Well, this Turnbull, 27, is nothing like last year's outdated version. He sought help for his mental health and made personal strides away from the ballpark. He reinvented his diet to improve how he felt physically. And he's been quick to trust veteran catcher Austin Romine.
The combination gives Turnbull a significant swagger boost. Seeing the fruits of his labor on the mound makes every difficult turn he's endured that much sweeter.
"I definitely wanted to have a different mound presence," Turnbull said Thursday. "Guys have noticed and made comments, so the fact that other people are seeing that is evidence what I feel on the inside is definitely showing up on the outside, which is huge for me. I did work on a lot of things — mentally, emotionally, physically."
When Turnbull walked off the mound Thursday, something didn't feel right. That's not how it should've ended, but that's the reality of these intrasquad games. So what did his performance really mean? The release of a sneak preview, that's what.
A taste of just how good this former second-rounder could be.
He mixed between his curveball, slider and moving fastball to help strikeout Willi Castro (twice), Cameron Maybin (twice), Harold Castro and Riley Greene. He easily pushed the upper 90s in the fourth inning, which ended up his last. Walking off the mound, the man looked like he could've made it another round.
"Probably could've gone another inning or two," he said. "I definitely felt better from last week, sort of got a little gassed last week."
The Tigers, however, want to keep him healthy because they, too, believe this transformation Turnbull has undergone is going to work.
To this point, he hasn't given them any reason to doubt. In four games and 11 innings this spring, he carried a 0.82 ERA, 0.72 WHIP, 13-to-4 strikeout-to-walk ratio and only one run allowed. The coronavirus then canceled spring training and nearly eliminated the full season. After months of living in the shadows, he got the call to return to Comerica Park.
He hasn't missed a beat.
Turnbull had already met Romine in spring training, but they've grown leaps and bounds since returning from baseball's standstill. When Romine puts his finger down, he doesn't want to see Turnbull shake him off.
"I don't want to see a bobblehead out there," Gardenhire said he recalls Romine explaining. "So you might see me sprinting out to the mound to tell him to just throw the ball and you've got great stuff."
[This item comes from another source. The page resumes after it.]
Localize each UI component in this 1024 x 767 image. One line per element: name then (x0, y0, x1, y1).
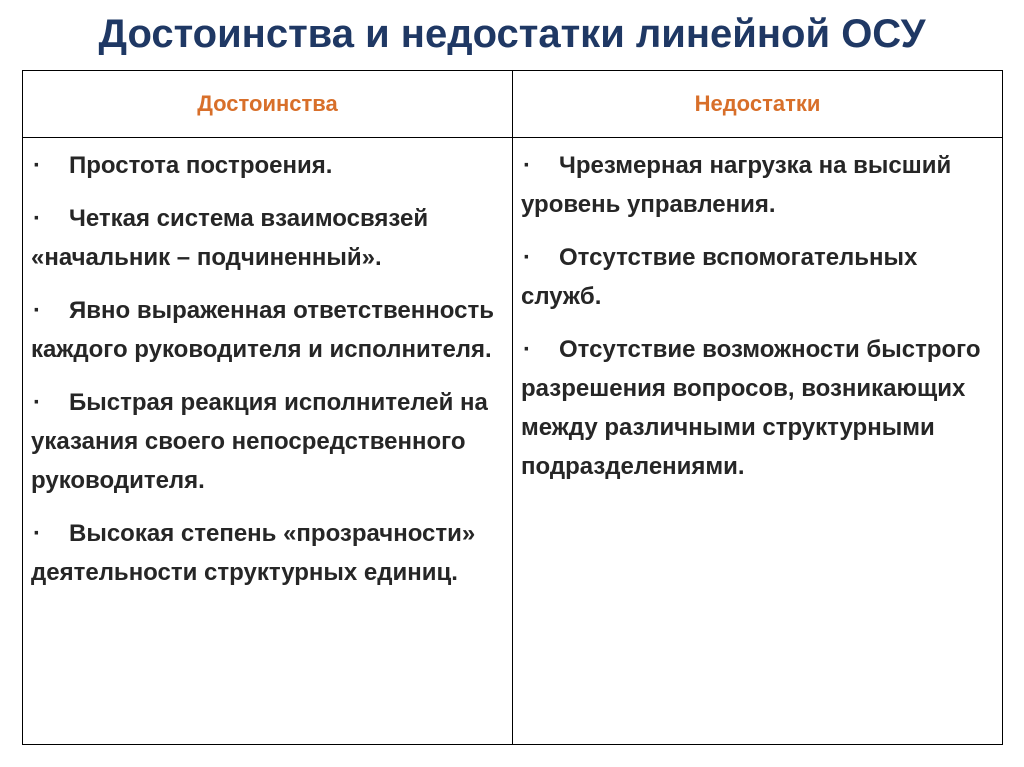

There's a lot on Romine's plate. After all, he's in charge of leading rookies and recent notable prospects while still focusing on himself. But just his presence has made an impact on Turnbull.
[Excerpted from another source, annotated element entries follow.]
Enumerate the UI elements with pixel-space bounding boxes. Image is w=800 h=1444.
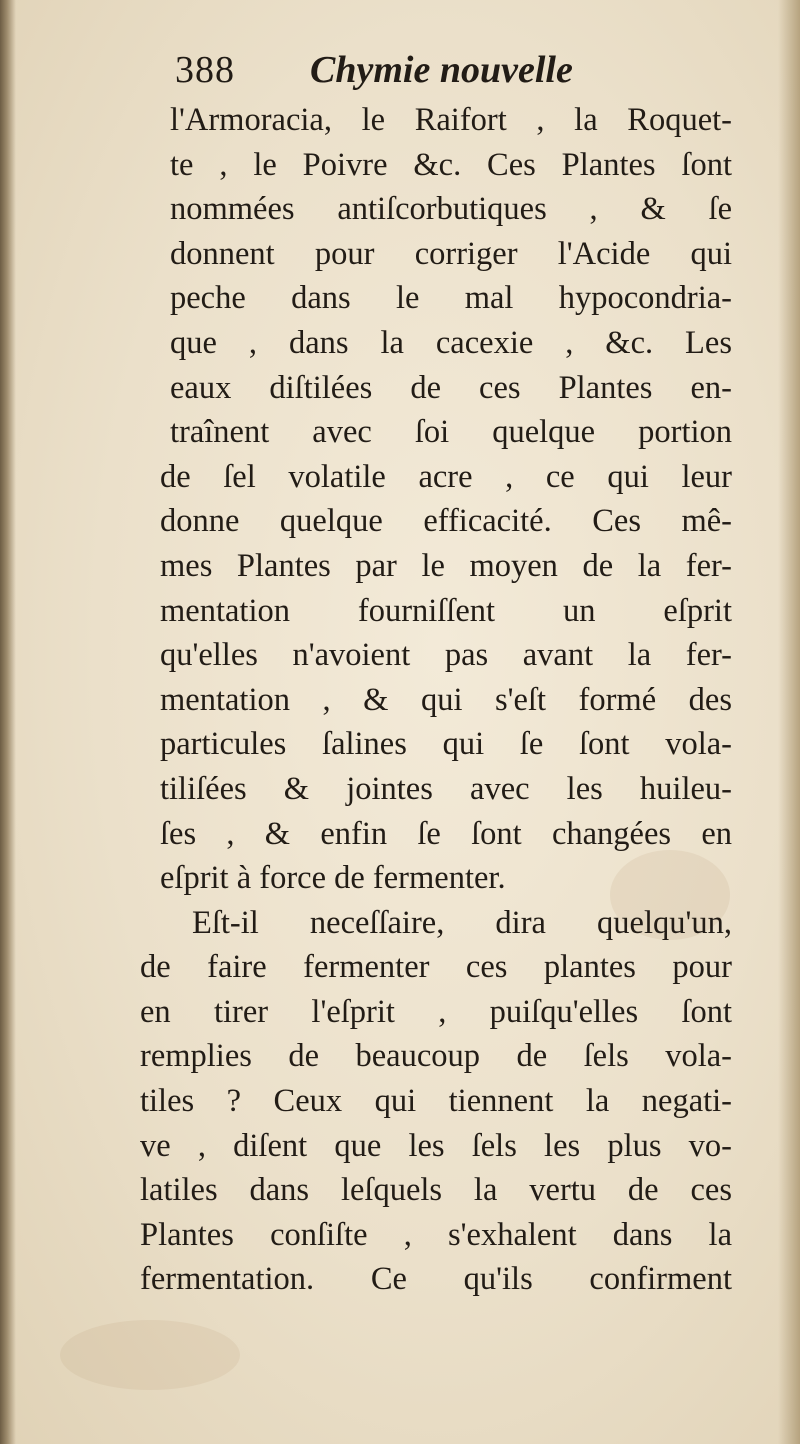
text-line: de ſel volatile acre , ce qui leur bbox=[160, 458, 732, 495]
text-line: peche dans le mal hypocondria- bbox=[170, 280, 732, 317]
text-line: ſes , & enfin ſe ſont changées en bbox=[160, 815, 732, 852]
page-binding-shadow bbox=[0, 0, 16, 1444]
text-line: Eſt-il neceſſaire, dira quelqu'un, bbox=[192, 904, 732, 941]
text-line: traînent avec ſoi quelque portion bbox=[170, 414, 732, 451]
page-number: 388 bbox=[175, 49, 235, 91]
text-line: eſprit à force de fermenter. bbox=[160, 860, 506, 897]
body-text bbox=[140, 98, 732, 1302]
text-line: mentation , & qui s'eſt formé des bbox=[160, 681, 732, 718]
text-line: eaux diſtilées de ces Plantes en- bbox=[170, 369, 732, 406]
text-line: fermentation. Ce qu'ils confirment bbox=[140, 1261, 732, 1298]
text-line: mentation fourniſſent un eſprit bbox=[160, 592, 732, 629]
text-line: donne quelque efficacité. Ces mê- bbox=[160, 503, 732, 540]
text-line: tiles ? Ceux qui tiennent la negati- bbox=[140, 1083, 732, 1120]
text-line: remplies de beaucoup de ſels vola- bbox=[140, 1038, 732, 1075]
text-line: qu'elles n'avoient pas avant la fer- bbox=[160, 637, 732, 674]
text-line: de faire fermenter ces plantes pour bbox=[140, 949, 732, 986]
text-line: latiles dans leſquels la vertu de ces bbox=[140, 1172, 732, 1209]
text-line: donnent pour corriger l'Acide qui bbox=[170, 235, 732, 272]
page-header bbox=[175, 42, 735, 98]
text-line: ve , diſent que les ſels les plus vo- bbox=[140, 1127, 732, 1164]
text-line: mes Plantes par le moyen de la fer- bbox=[160, 547, 732, 584]
text-line: nommées antiſcorbutiques , & ſe bbox=[170, 191, 732, 228]
text-line: tiliſées & jointes avec les huileu- bbox=[160, 770, 732, 807]
page-edge-shadow bbox=[778, 0, 800, 1444]
text-line: en tirer l'eſprit , puiſqu'elles ſont bbox=[140, 993, 732, 1030]
text-line: l'Armoracia, le Raifort , la Roquet- bbox=[170, 102, 732, 138]
paper-stain bbox=[60, 1320, 240, 1390]
text-line: Plantes conſiſte , s'exhalent dans la bbox=[140, 1216, 732, 1253]
text-line: te , le Poivre &c. Ces Plantes ſont bbox=[170, 146, 732, 183]
text-line: particules ſalines qui ſe ſont vola- bbox=[160, 726, 732, 763]
running-title: Chymie nouvelle bbox=[310, 49, 573, 91]
text-line: que , dans la cacexie , &c. Les bbox=[170, 324, 732, 361]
"Romi enjoyed working with him tonight and said his stuff was filthy," Gardenhire explained. "The ball was just jumping out of his hand, and we've seen that before. ... That's where we want to see him because this kid has got electric stuff."
Understanding what could be is one thing, but knowing how to stay consistent, especially in a shortened 60-game season because of the virus, is an unventured challenge. Right now, Turnbull isn’t sure what he's going to do.
He does know every outing won't be perfect, but that doesn't mean he's not ready to discover what this new-look Turnbull has in store.
"I was able to execute more on the command side of it a lot better today," he said. "And more consistently."